Now that, in itself, is not necessarily a shock, but as we in Britain are more than aware, politicians aren't usually happy to wear their non-belief on their sleeves, for fear of alienating religious voters (c.f. Deptuty PM Nick Clegg). And you have to suspect that some politicians keep their atheism quiet in order to avoid offence and remain in office. Just look at the US – California congressman Pete Stark is thought to be the only openly atheist national politician. Even if we only take "national politician" to mean members of Congress, that's still only 1 in 535. Are we really to seriously think that Stark is the only person out of all those to not believe in a deity?
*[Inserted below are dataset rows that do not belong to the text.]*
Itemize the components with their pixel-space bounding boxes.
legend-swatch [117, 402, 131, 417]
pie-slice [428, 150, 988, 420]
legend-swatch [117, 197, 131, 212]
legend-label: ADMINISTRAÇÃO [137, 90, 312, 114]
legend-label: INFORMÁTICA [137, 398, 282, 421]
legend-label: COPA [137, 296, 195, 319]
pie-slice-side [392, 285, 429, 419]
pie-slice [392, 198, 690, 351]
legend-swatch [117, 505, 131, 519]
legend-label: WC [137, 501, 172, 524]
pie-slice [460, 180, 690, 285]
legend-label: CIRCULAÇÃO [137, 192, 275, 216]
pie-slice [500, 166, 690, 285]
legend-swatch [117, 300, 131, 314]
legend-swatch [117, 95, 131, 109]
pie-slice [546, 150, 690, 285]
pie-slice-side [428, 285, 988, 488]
However, talking about her atheism in an interview today, Gillard made it clear that she feels no embarrassment about her atheism:
"I am not going to pretend a faith I don't feel. I am what I am and people will judge that. For people of faith, I think the greatest compliment I could pay to them is to respect their genuinely held beliefs and not to engage in some pretence about mine. I grew up in the Christian church, a Christian background. I won prizes for catechism, for being able to remember Bible verses. I am steeped in that tradition, but I've made decisions in my adult life about my own views. I'm worried about the national interest. About doing the right thing by Australians. And I'll allow people to form their own views about whatever is going to drive their views. What I can say to Australians broadly of course is I believe you can be a person of strong principle and values from a variety of perspectives."What a refreshingly honest and unpatronising attitude.